Self Abuse in Women.—Dr. Horatio R. Storer has an article n the Western Journal of Medicine, on this subject, in which he enunciates opinions which are a disgrace to the profession of medicine and a libel on the women of America. The following is his statement:
"Now I venture to say at the outset, that self abuse in women is not of rare occurrence; that it prevails alike in those who are married and who are unmarried; in the young, and in the old; that it is not necessarily a vice, nor primary, but that it may be the result of physical causes, and therefore is amenable to moral than to physical treatment; that it is not always a sign of partial insanity, its effect or its cause; that while far less frequently than in the male, productive of extreme nervous exhaustion, it is even more frequently than in him productive of partial or extreme nervous irritation, explaining many of the cases of so-called hysteria; and that in many instances the habit initiates from no normal or abnormal longing of the woman's own heart, from no direct or indirect physical sensation upon her part, from no endeavor to simulate previous sexual intercourse had with husband or lover, but from manual caresses conferred by some half-timid man, or from the measures injudiciously or too frequently employed, however honestly, by a medical attendant, or from certain legitimate and very common employments of life, such for instance, as the use of the sewing-machine. I have space but for a few words as to the causation of self abuse in women. The greater portion of my remarks I shall endeavor to devote to its rational treatment.
"It may be permitted me here to say, that the views that I shall present are the result, not of thought alone, but of many hundreds of confessions, and many years observation of sick women. I acknowledge freely that the statements of women concerning sexual matters are often to be received with extreme caution, but I would call attention on the other hand to the fact that here, as elsewhere, a single positive case outweighs very many negative ones.

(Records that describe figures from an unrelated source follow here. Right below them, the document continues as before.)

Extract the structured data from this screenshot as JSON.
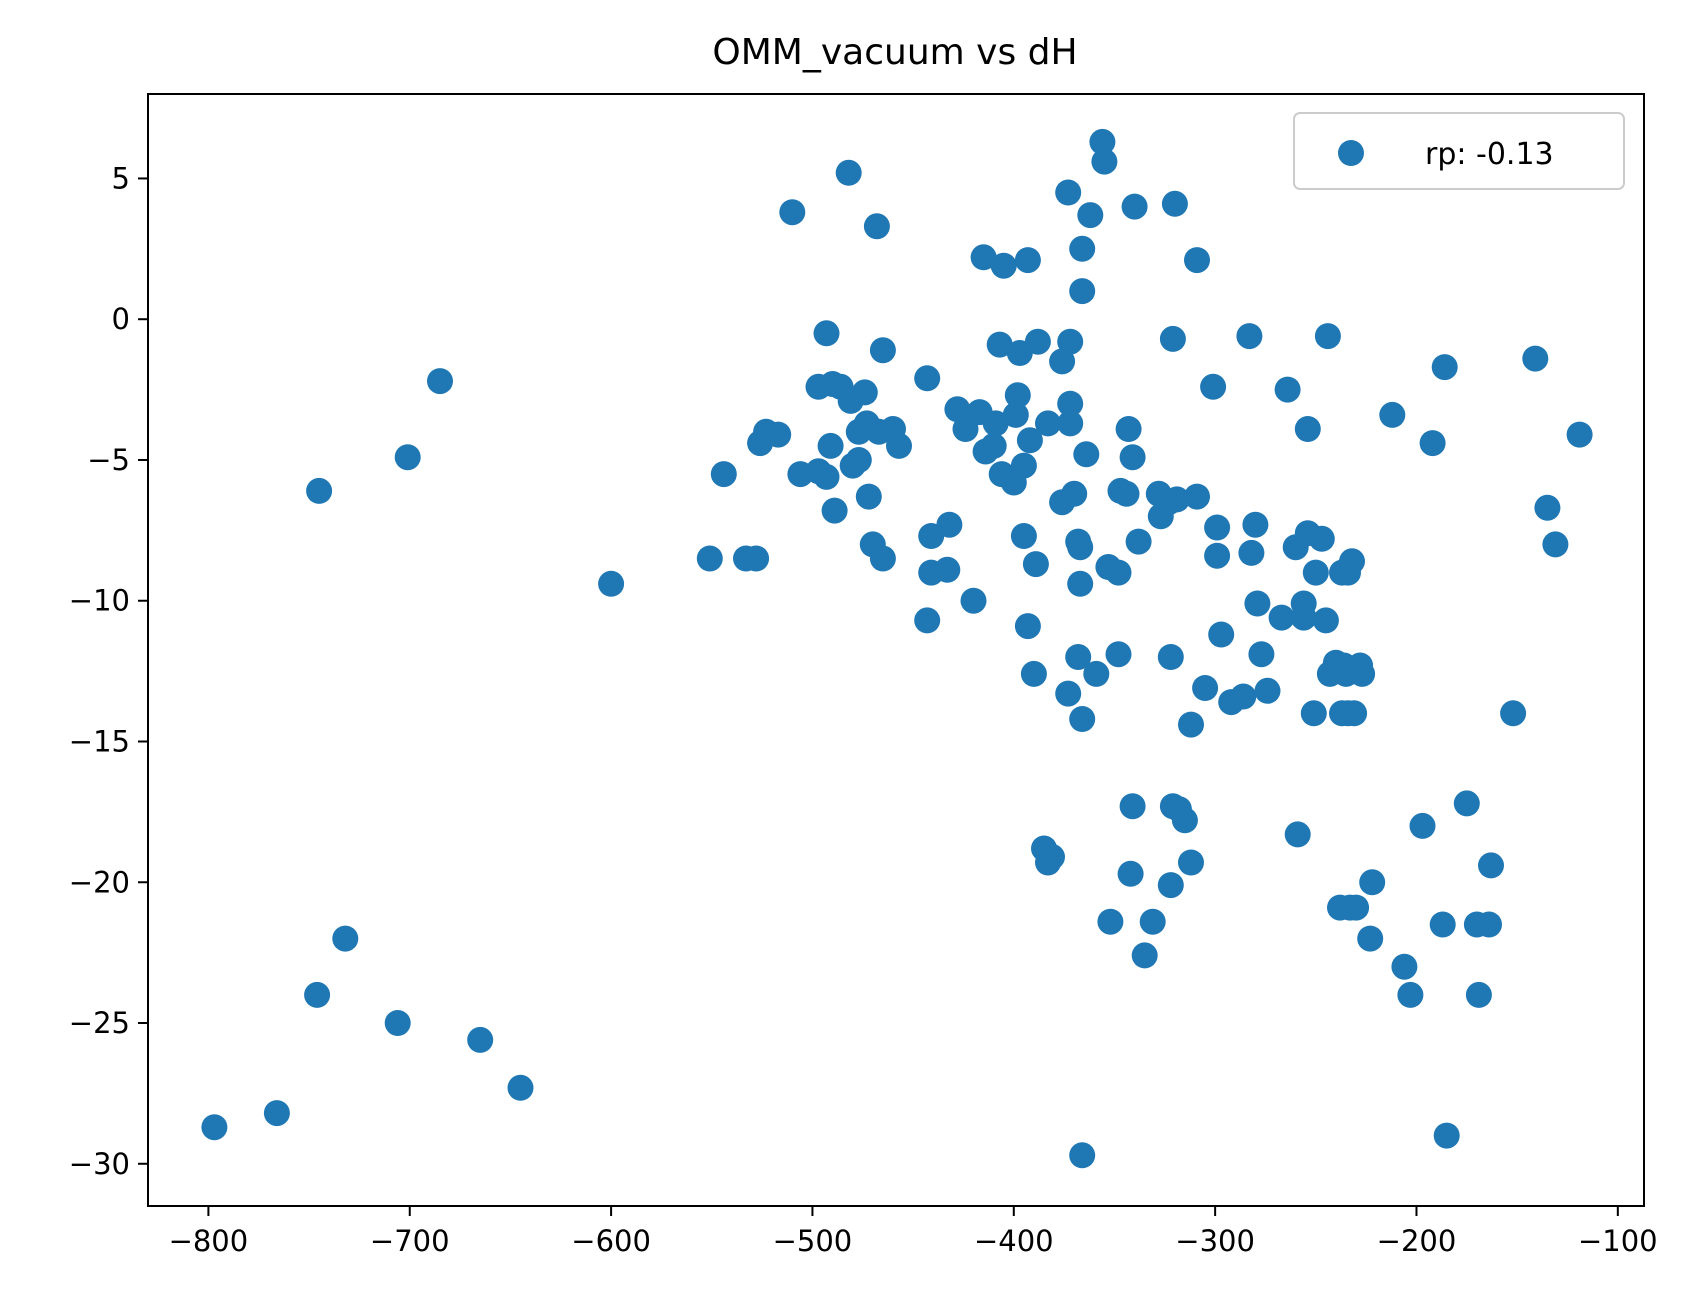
{
  "chart_data": {
    "type": "scatter",
    "title": "OMM_vacuum vs dH",
    "xlabel": "",
    "ylabel": "",
    "xlim": [
      -830,
      -87
    ],
    "ylim": [
      -31.5,
      8.0
    ],
    "x_ticks": [
      -800,
      -700,
      -600,
      -500,
      -400,
      -300,
      -200,
      -100
    ],
    "y_ticks": [
      5,
      0,
      -5,
      -10,
      -15,
      -20,
      -25,
      -30
    ],
    "x_tick_labels": [
      "−800",
      "−700",
      "−600",
      "−500",
      "−400",
      "−300",
      "−200",
      "−100"
    ],
    "y_tick_labels": [
      "5",
      "0",
      "−5",
      "−10",
      "−15",
      "−20",
      "−25",
      "−30"
    ],
    "grid": false,
    "legend_position": "upper-right",
    "colors": {
      "points": "#1f77b4"
    },
    "series": [
      {
        "name": "rp: -0.13",
        "points": [
          [
            -797,
            -28.7
          ],
          [
            -766,
            -28.2
          ],
          [
            -746,
            -24.0
          ],
          [
            -745,
            -6.1
          ],
          [
            -732,
            -22.0
          ],
          [
            -706,
            -25.0
          ],
          [
            -701,
            -4.9
          ],
          [
            -685,
            -2.2
          ],
          [
            -665,
            -25.6
          ],
          [
            -645,
            -27.3
          ],
          [
            -600,
            -9.4
          ],
          [
            -551,
            -8.5
          ],
          [
            -544,
            -5.5
          ],
          [
            -533,
            -8.5
          ],
          [
            -528,
            -8.5
          ],
          [
            -526,
            -4.4
          ],
          [
            -523,
            -4.0
          ],
          [
            -517,
            -4.1
          ],
          [
            -510,
            3.8
          ],
          [
            -506,
            -5.5
          ],
          [
            -497,
            -5.4
          ],
          [
            -497,
            -2.4
          ],
          [
            -493,
            -5.6
          ],
          [
            -493,
            -0.5
          ],
          [
            -491,
            -4.5
          ],
          [
            -490,
            -2.3
          ],
          [
            -489,
            -6.8
          ],
          [
            -486,
            -2.4
          ],
          [
            -482,
            5.2
          ],
          [
            -481,
            -2.9
          ],
          [
            -480,
            -5.2
          ],
          [
            -477,
            -5.0
          ],
          [
            -477,
            -4.0
          ],
          [
            -474,
            -2.6
          ],
          [
            -473,
            -3.7
          ],
          [
            -472,
            -6.3
          ],
          [
            -470,
            -8.0
          ],
          [
            -468,
            3.3
          ],
          [
            -467,
            -4.0
          ],
          [
            -465,
            -8.5
          ],
          [
            -465,
            -1.1
          ],
          [
            -460,
            -3.9
          ],
          [
            -457,
            -4.5
          ],
          [
            -443,
            -2.1
          ],
          [
            -443,
            -10.7
          ],
          [
            -441,
            -7.7
          ],
          [
            -441,
            -9.0
          ],
          [
            -433,
            -8.9
          ],
          [
            -432,
            -7.3
          ],
          [
            -428,
            -3.2
          ],
          [
            -424,
            -3.9
          ],
          [
            -420,
            -10.0
          ],
          [
            -417,
            -3.3
          ],
          [
            -415,
            2.2
          ],
          [
            -414,
            -4.7
          ],
          [
            -410,
            -4.5
          ],
          [
            -409,
            -3.7
          ],
          [
            -407,
            -0.9
          ],
          [
            -406,
            -5.5
          ],
          [
            -405,
            1.9
          ],
          [
            -400,
            -5.8
          ],
          [
            -399,
            -3.4
          ],
          [
            -398,
            -2.7
          ],
          [
            -397,
            -1.2
          ],
          [
            -395,
            -7.7
          ],
          [
            -395,
            -5.2
          ],
          [
            -393,
            2.1
          ],
          [
            -393,
            -10.9
          ],
          [
            -392,
            -4.3
          ],
          [
            -390,
            -12.6
          ],
          [
            -389,
            -8.7
          ],
          [
            -388,
            -0.8
          ],
          [
            -385,
            -18.8
          ],
          [
            -383,
            -19.3
          ],
          [
            -383,
            -3.7
          ],
          [
            -381,
            -19.1
          ],
          [
            -376,
            -1.5
          ],
          [
            -376,
            -6.5
          ],
          [
            -373,
            -13.3
          ],
          [
            -373,
            4.5
          ],
          [
            -372,
            -0.8
          ],
          [
            -372,
            -3.0
          ],
          [
            -372,
            -3.7
          ],
          [
            -370,
            -6.2
          ],
          [
            -368,
            -12.0
          ],
          [
            -368,
            -7.9
          ],
          [
            -367,
            -9.4
          ],
          [
            -367,
            -8.1
          ],
          [
            -366,
            2.5
          ],
          [
            -366,
            1.0
          ],
          [
            -366,
            -29.7
          ],
          [
            -366,
            -14.2
          ],
          [
            -364,
            -4.8
          ],
          [
            -362,
            3.7
          ],
          [
            -359,
            -12.6
          ],
          [
            -356,
            6.3
          ],
          [
            -355,
            5.6
          ],
          [
            -353,
            -8.8
          ],
          [
            -352,
            -21.4
          ],
          [
            -348,
            -9.0
          ],
          [
            -348,
            -11.9
          ],
          [
            -347,
            -6.1
          ],
          [
            -344,
            -6.2
          ],
          [
            -343,
            -3.9
          ],
          [
            -342,
            -19.7
          ],
          [
            -341,
            -4.9
          ],
          [
            -341,
            -17.3
          ],
          [
            -340,
            4.0
          ],
          [
            -338,
            -7.9
          ],
          [
            -335,
            -22.6
          ],
          [
            -331,
            -21.4
          ],
          [
            -328,
            -6.2
          ],
          [
            -327,
            -7.0
          ],
          [
            -323,
            -6.5
          ],
          [
            -322,
            -20.1
          ],
          [
            -322,
            -12.0
          ],
          [
            -321,
            -17.3
          ],
          [
            -321,
            -0.7
          ],
          [
            -320,
            4.1
          ],
          [
            -319,
            -6.4
          ],
          [
            -318,
            -17.4
          ],
          [
            -315,
            -17.8
          ],
          [
            -312,
            -14.4
          ],
          [
            -312,
            -19.3
          ],
          [
            -309,
            -6.3
          ],
          [
            -309,
            2.1
          ],
          [
            -305,
            -13.1
          ],
          [
            -301,
            -2.4
          ],
          [
            -299,
            -8.4
          ],
          [
            -299,
            -7.4
          ],
          [
            -297,
            -11.2
          ],
          [
            -292,
            -13.6
          ],
          [
            -286,
            -13.4
          ],
          [
            -283,
            -0.6
          ],
          [
            -282,
            -8.3
          ],
          [
            -280,
            -7.3
          ],
          [
            -279,
            -10.1
          ],
          [
            -277,
            -11.9
          ],
          [
            -274,
            -13.2
          ],
          [
            -267,
            -10.6
          ],
          [
            -264,
            -2.5
          ],
          [
            -260,
            -8.1
          ],
          [
            -259,
            -18.3
          ],
          [
            -256,
            -10.1
          ],
          [
            -256,
            -10.6
          ],
          [
            -254,
            -3.9
          ],
          [
            -254,
            -7.6
          ],
          [
            -251,
            -14.0
          ],
          [
            -250,
            -9.0
          ],
          [
            -247,
            -7.8
          ],
          [
            -245,
            -10.7
          ],
          [
            -244,
            -0.6
          ],
          [
            -243,
            -12.6
          ],
          [
            -240,
            -12.2
          ],
          [
            -238,
            -20.9
          ],
          [
            -237,
            -9.0
          ],
          [
            -237,
            -14.0
          ],
          [
            -236,
            -12.3
          ],
          [
            -235,
            -12.6
          ],
          [
            -234,
            -9.0
          ],
          [
            -234,
            -14.0
          ],
          [
            -233,
            -20.9
          ],
          [
            -232,
            -8.6
          ],
          [
            -231,
            -14.0
          ],
          [
            -230,
            -20.9
          ],
          [
            -228,
            -12.3
          ],
          [
            -227,
            -12.6
          ],
          [
            -223,
            -22.0
          ],
          [
            -222,
            -20.0
          ],
          [
            -212,
            -3.4
          ],
          [
            -206,
            -23.0
          ],
          [
            -203,
            -24.0
          ],
          [
            -197,
            -18.0
          ],
          [
            -192,
            -4.4
          ],
          [
            -187,
            -21.5
          ],
          [
            -186,
            -1.7
          ],
          [
            -185,
            -29.0
          ],
          [
            -175,
            -17.2
          ],
          [
            -170,
            -21.5
          ],
          [
            -169,
            -24.0
          ],
          [
            -164,
            -21.5
          ],
          [
            -163,
            -19.4
          ],
          [
            -152,
            -14.0
          ],
          [
            -141,
            -1.4
          ],
          [
            -135,
            -6.7
          ],
          [
            -131,
            -8.0
          ],
          [
            -119,
            -4.1
          ]
        ]
      }
    ]
  }
}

With reference to the frequency of the habit to which I am alluding, it is as with the somewhat co-relative question of the frequency of criminal abortion. Both of them are matters of very delicate character ; concerning both of them, physician and patient would gladly preserve silence, were it not that by this means the evils referred to with all their train of deplorable results, would be sure to proceed unchecked. The frequency of unjustifiable abortion, is now recognized by every medical man, and reform is rapidly taking place. Ten years ago, howerer, the situation was very different. Upon my directing the attention of the profession to the matter in a paper read before the Suffolk District Medical Society at Boston, I think in 1856, I presented tables based upon confessions made to me within a given time by patients, said patients being married well to do in life, and professing, for the most part, to hold by the tenets of religion. In answer to my paper, the evidenee of which was irresistible, one of our oldest and most influential physicians, at that time Professor in Harvard University, felt called upon to express his astonishment and doubt, in as much as during some forty years or more of practice, he had never known a single case of criminal abortion. The method of adjustment of our diverging experience I commend to the attention of all who may suppose that self abuse is comparatively unknown among women. My statements to the Society, as I have said, were based upon the confessions of patients. I asked the gentleman if, during his long experience, he had ever questioned a woman if her abortion had been an intentional one. "I consider, Sir, that I should have insulted her by so doing," was the reply. To obtain positive evidence in these matters, the physician must seek it; obtained, as I have said, the experience of the seeker will outweigh that of all who cross over and pass on the other side, without inquiry."
It is probable that there are some cases of self abuse in woman, but these are very rare. I have taken occasion to make inquiry in such quarters as would be most likely to give definite information, in regard to two classes. The one had been for many years a teacher in a female college, the other was a noted courtezan, and for a dozen years the keeper of a house of prostitution. The answers were in both cases alike, "self abuse in women is of rare occurrence." The sexual orgasm is rarely strong in women, say in not more than ten per cent., and even in these cases, it is frequently associated with a strong will. It is my experience that such opinions grow out of a prurient imagination. As to the " many hundreds of confessions," which establish the fact of self abuse in women beyond peradventure, it sounds fishy for one small young man, and we would like to hear from some of his Boston confreres on the same subject. It is barely possible that the virtuous land of the pilgrims offers an exception in this respect, to more favored portions of our country."
Eclectic Medical Journal, 1867
Friday, 28 January 2011
It Is Not Always a Sign of Partial Insanity
An interesting 1860s article found in Google Books, on the subject of female 'self-abuse'. Note the mention of 'measures injudiciously or too frequently employed, however honestly, by a medical attendant' ... masturbation as medical treatment, which would later by automated by 'massage' devices.